QUINTO ALBICOCCO 1913-1995
 Quinto Albicocco est né en Italie, très jeune il quitte sa famille, commence à naviguer et prend goût à la photographie, réalisant de beaux clichés sur la voile à l‘aide de son kodak à soufflets.albicocco.jpg
 En 1934, il accoste à Cannes et ouvre un atelier de photographe au 31 du boulevard de la République ; il poursuit ses recherches, procédés à effets spéciaux, trucages sur négatifs ou agrandissements; il deviendra le photographe des grands de ce monde tout en enseignant la photographie à l’Institut des Hautes Etudes Cinématographiques.
 Il fonde en 1946 le Ciné-club de Cannes.
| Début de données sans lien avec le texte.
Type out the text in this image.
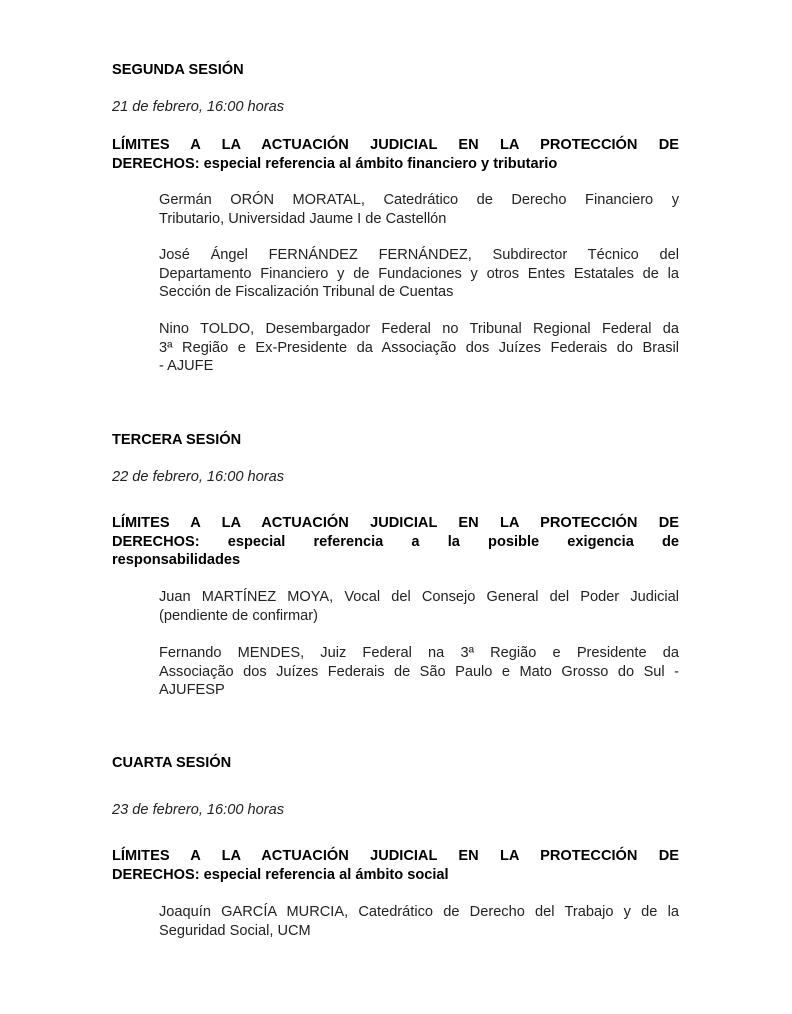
SEGUNDA SESIÓN
21 de febrero, 16:00 horas
LÍMITES A LA ACTUACIÓN JUDICIAL EN LA PROTECCIÓN DE
DERECHOS: especial referencia al ámbito financiero y tributario
Germán ORÓN MORATAL, Catedrático de Derecho Financiero y
Tributario, Universidad Jaume I de Castellón
José Ángel FERNÁNDEZ FERNÁNDEZ, Subdirector Técnico del
Departamento Financiero y de Fundaciones y otros Entes Estatales de la
Sección de Fiscalización Tribunal de Cuentas
Nino TOLDO, Desembargador Federal no Tribunal Regional Federal da
3ª Região e Ex-Presidente da Associação dos Juízes Federais do Brasil
- AJUFE
TERCERA SESIÓN
22 de febrero, 16:00 horas
LÍMITES A LA ACTUACIÓN JUDICIAL EN LA PROTECCIÓN DE
DERECHOS: especial referencia a la posible exigencia de
responsabilidades
Juan MARTÍNEZ MOYA, Vocal del Consejo General del Poder Judicial
(pendiente de confirmar)
Fernando MENDES, Juiz Federal na 3ª Região e Presidente da
Associação dos Juízes Federais de São Paulo e Mato Grosso do Sul -
AJUFESP
CUARTA SESIÓN
23 de febrero, 16:00 horas
LÍMITES A LA ACTUACIÓN JUDICIAL EN LA PROTECCIÓN DE
DERECHOS: especial referencia al ámbito social
Joaquín GARCÍA MURCIA, Catedrático de Derecho del Trabajo y de la
Seguridad Social, UCM
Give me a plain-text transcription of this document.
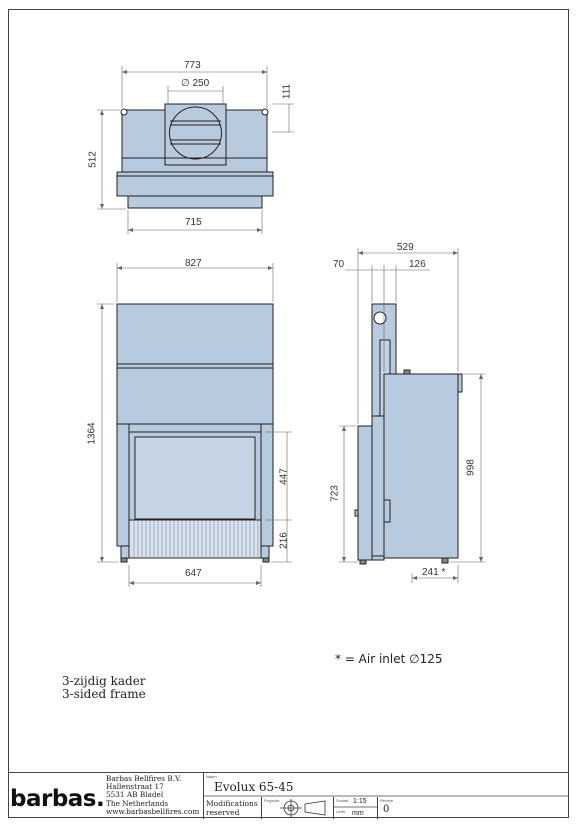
773
∅ 250
111
512
715
827
1364
447
216
647
529
70	126
998
723
241 *
* = Air inlet ∅125
3-zijdig kader
3-sided frame
barbas.
Barbas Bellfires B.V.
Hallenstraat 17
5531 AB Bladel
The Netherlands
www.barbasbellfires.com
Naam
Evolux 65-45
Modifications
reserved
Projectie	Schaal 1:15
Units mm
Revisie
0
La municipalité met à sa disposition une belle pièce de la villa Nérée qui sera équipée en salle de projection et de conférence.
 Il passe au cinéma en devenant directeur de la photographie. Il travaille avec de grands réalisateurs. Un dimanche à la campagne est tourné sur les bords de la Siagne, en costume 1900, Résurrection sur la vallée de la Roya.

Il est photographe de plateau pour La Fille aux yeux d’or, Le Grand Meaulnes, Le Cœur fou, Le Petit matin les films de son fils.
 En 1984, au cours d’une exposition à La Malmaison, il reçoit le grade de chevalier de la Légion d’honneur et accède à la nationalité française.

 

 Voyageur, photographe, cinéaste, il décède en 1995. Depuis, le Studio 13 a pris son nom et une plaque y est apposée. L.S.

 

 

UN VRAI FABULEUX DESTIN : GERMAINE FORD DE MARIA
 Il était une fois une jeune fille, Germaine, dont le père, Jacques Pellegrino, parti du Piémont, était devenu maçon à Cannes.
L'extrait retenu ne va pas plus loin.